Jerusalem24 – The Israeli Supreme Court in Jerusalem ruled yesterday Wednesday on the legality of longstanding eviction orders for Masafer Yatta in the southern Hebron hills, after rejecting the residents’ petition.
The ruling which was quietly published on the eve of Israel’s Independence Day declared that the prohibition of forced transfer set in international law is non-binding in a domestic court. As such, the Palestinian residents’ proceedings have ended after 23 years of living in a declared “firing zone.”
Palestinian Journalist Basil Adra, who has been covering the struggle against the eviction of the Palestinians in Masafer Yatta, took to Twitter to express his frustration.

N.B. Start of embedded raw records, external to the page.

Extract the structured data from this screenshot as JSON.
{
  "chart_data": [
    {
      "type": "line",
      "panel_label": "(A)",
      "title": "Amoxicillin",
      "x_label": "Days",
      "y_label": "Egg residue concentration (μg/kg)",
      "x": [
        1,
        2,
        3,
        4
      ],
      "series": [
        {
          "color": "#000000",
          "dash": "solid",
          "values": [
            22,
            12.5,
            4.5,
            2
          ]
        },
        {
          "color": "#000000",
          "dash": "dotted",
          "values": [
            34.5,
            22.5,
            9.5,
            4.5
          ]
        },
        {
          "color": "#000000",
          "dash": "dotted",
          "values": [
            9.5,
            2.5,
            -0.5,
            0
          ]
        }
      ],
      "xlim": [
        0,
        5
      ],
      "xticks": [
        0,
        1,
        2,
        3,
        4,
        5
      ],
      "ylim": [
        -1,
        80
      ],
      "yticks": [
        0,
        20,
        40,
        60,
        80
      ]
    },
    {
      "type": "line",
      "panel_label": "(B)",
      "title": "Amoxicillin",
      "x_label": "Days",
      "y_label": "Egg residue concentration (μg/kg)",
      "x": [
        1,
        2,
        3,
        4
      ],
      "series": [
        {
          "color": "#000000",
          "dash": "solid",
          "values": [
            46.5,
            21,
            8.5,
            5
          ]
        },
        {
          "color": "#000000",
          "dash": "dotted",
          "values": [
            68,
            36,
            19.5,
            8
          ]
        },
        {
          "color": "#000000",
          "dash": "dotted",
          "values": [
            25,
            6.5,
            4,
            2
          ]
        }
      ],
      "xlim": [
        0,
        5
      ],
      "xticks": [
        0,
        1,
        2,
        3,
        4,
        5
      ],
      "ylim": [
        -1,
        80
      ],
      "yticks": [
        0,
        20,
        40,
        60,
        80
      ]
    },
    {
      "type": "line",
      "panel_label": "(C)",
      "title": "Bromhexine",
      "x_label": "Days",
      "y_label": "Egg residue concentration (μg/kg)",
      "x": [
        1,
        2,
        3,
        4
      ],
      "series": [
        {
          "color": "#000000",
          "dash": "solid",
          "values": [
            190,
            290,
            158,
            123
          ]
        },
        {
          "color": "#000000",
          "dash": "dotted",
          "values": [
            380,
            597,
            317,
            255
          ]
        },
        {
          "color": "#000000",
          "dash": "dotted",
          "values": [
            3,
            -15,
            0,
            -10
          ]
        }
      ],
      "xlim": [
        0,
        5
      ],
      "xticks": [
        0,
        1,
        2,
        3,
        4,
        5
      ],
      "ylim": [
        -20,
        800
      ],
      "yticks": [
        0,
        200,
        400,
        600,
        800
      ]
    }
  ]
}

The occupation court just decided: My community will be destroyed. I live in Massafer Yatta, Palestine. An unjust 23 year long trial ended today with a verdict of mass eviction. The army can now place us on trucks, 2,400 people, and expel us from our ancient villages, one by one. pic.twitter.com/8szt0OdPdf
— Basel Adra (@basel_adra) May 5, 2022
Israeli Human Rights Lawyer Michael Sfard meanwhile derided the court’s decision in a Twitter thread in which he stated that “[the] rationale denying that the prohibition on forced transfer is customary law is nothing less than an embarrassing legal error.”
Beyond the fact that this is a cruel decision that could lead to a humanitarian catastrophe, this rationale denying that the prohibition on forced transfer is customary law is nothing less than an embarrassing legal error. So basic that it can be said that its equivalent
/4— Michael Sfard מיכאל ספרד (@sfardm) May 5, 2022
In his analysis, Sfard exclaims that the prohibition of forced transfer could be “one of the oldest in the prohibitions of modern war laws,” citing an example from the American Civil war when at the request of Abraham Lincoln, Francis Lieber formulated a draft code that prohibited “the removal of civilians to remote areas.”
The ruling passed by Judge David Mintz will threaten 8 Palestinian communities which are home to around 2400 People. Mintz himself is a settler living in the Dolev Settlement, northwest of Ramallah.